Further, just because a reported risk is greater than 100 percent, that does not necessarily indicate a cause-and-effect relationship. Such reported risks may be statistically insignificant (indicating they could have occurred by chance) or have wide margins of error (indicating flaky data). And, of course, for any statistical risk to have meaning, it must be backed up by biological plausibility.

With these concepts in mind, let’s consider the AICR report.

The vast majority of the results from individual studies between every type of food and every type of cancer cited in the report are either significantly below 100 percent and/or statistically insignificant. The relatively few cited risks that exceed 100 percent are typically not statistically significant or have wide margins of error.

Consider the data presented for processed meat, which the AICR report claims to be too dangerous to eat.

Of the 17 study results concerning processed meat and colon cancer comparing high consumption to low consumption 15 are way below, and one is at the 100 percent-risk threshold. Thirteen studies aren’t statistically significant. Not only is the lone study claiming a risk above 100 percent (a reported 250 percent increase in risk) barely statistically significant, it has a margin of error four times the size of the reported risk.

Of the seven studies reporting a cancer risk per serving of processed meat, all reported risks are substantially below the 100 percent threshold. Four results are clearly not statistically significant and two are borderline insignificant.

On the basis of these dubious statistical results, the AICR report concludes that “processed meat is a convincing cause of colorectal cancer.” This is an appalling and unsupported conclusion.

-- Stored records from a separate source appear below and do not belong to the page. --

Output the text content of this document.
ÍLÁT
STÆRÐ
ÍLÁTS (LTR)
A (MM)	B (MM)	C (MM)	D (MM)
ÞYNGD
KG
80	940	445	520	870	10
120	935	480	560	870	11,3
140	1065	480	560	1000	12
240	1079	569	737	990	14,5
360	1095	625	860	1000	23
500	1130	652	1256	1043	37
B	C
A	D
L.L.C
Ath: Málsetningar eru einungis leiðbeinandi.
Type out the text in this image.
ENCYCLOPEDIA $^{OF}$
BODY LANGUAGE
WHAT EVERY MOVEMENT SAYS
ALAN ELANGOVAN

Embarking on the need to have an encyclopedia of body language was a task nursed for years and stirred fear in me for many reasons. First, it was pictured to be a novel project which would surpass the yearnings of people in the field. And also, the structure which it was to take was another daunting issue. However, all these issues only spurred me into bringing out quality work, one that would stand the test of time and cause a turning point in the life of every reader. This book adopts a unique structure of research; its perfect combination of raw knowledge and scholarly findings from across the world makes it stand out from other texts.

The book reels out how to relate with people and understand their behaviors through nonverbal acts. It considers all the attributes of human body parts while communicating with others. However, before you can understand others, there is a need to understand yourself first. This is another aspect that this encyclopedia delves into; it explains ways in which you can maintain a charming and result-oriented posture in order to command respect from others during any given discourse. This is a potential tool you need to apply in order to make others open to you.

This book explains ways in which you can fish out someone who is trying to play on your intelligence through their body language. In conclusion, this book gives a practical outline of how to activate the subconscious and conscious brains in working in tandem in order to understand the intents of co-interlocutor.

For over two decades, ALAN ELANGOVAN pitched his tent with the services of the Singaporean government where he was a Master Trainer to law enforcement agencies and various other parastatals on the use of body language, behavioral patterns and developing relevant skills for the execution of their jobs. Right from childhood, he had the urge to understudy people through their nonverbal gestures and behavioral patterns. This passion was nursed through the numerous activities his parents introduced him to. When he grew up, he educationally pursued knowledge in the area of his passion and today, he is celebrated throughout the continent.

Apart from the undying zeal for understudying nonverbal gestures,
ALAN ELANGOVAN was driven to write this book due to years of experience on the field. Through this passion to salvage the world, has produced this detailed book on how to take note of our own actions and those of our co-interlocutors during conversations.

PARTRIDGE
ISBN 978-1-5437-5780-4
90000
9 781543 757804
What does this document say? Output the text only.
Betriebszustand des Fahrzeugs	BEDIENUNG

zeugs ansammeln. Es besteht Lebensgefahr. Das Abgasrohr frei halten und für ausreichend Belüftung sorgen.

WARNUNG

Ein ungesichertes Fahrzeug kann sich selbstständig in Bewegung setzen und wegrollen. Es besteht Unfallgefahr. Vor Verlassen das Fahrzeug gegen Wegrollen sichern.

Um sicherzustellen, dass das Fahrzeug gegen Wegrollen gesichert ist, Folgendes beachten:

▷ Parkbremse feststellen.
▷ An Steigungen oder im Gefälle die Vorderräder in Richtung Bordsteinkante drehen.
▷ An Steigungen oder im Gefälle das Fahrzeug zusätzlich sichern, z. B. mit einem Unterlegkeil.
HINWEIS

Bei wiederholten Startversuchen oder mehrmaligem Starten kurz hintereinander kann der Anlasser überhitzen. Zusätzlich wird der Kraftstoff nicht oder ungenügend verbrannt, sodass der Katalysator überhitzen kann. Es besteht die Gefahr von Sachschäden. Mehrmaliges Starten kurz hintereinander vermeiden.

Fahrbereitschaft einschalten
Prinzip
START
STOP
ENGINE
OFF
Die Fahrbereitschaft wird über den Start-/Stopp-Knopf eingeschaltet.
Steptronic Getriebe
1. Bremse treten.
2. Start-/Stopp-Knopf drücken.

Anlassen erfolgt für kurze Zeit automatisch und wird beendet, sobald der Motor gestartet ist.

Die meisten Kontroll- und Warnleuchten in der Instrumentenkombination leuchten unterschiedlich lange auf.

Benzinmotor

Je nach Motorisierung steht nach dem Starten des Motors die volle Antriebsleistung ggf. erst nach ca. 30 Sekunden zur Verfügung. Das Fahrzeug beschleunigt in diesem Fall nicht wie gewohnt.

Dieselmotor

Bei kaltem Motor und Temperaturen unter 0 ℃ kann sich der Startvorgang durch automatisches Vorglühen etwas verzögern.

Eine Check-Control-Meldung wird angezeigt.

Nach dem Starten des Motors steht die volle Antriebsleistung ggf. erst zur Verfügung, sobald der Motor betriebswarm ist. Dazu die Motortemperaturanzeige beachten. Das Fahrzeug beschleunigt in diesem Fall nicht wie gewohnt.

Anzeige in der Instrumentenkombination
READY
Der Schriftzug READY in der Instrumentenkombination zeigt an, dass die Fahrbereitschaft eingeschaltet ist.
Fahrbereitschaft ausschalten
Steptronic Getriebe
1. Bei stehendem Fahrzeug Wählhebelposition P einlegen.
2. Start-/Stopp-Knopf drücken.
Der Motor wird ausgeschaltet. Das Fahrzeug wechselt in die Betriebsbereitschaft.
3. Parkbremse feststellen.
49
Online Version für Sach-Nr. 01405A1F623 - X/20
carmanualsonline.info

In the end, the AICR report isn’t really science at all it’s more of bloody crime scene where science got violently mugged by hoods costumed as health and nutrition experts and wielding statistical pepper spray. In some ways, this shoddy science isn’t surprising when one considers that the AICR also pitches cranberry recipes and other culinary snake oil as a means of reducing cancer risk.

The AICR advocates against consuming fat, salt, sugar and alcohol—an agenda worth $37 million in charitable donations in 2006. So we shouldn’t be surprised when the food police issue a “report” advancing such a lucrative agenda.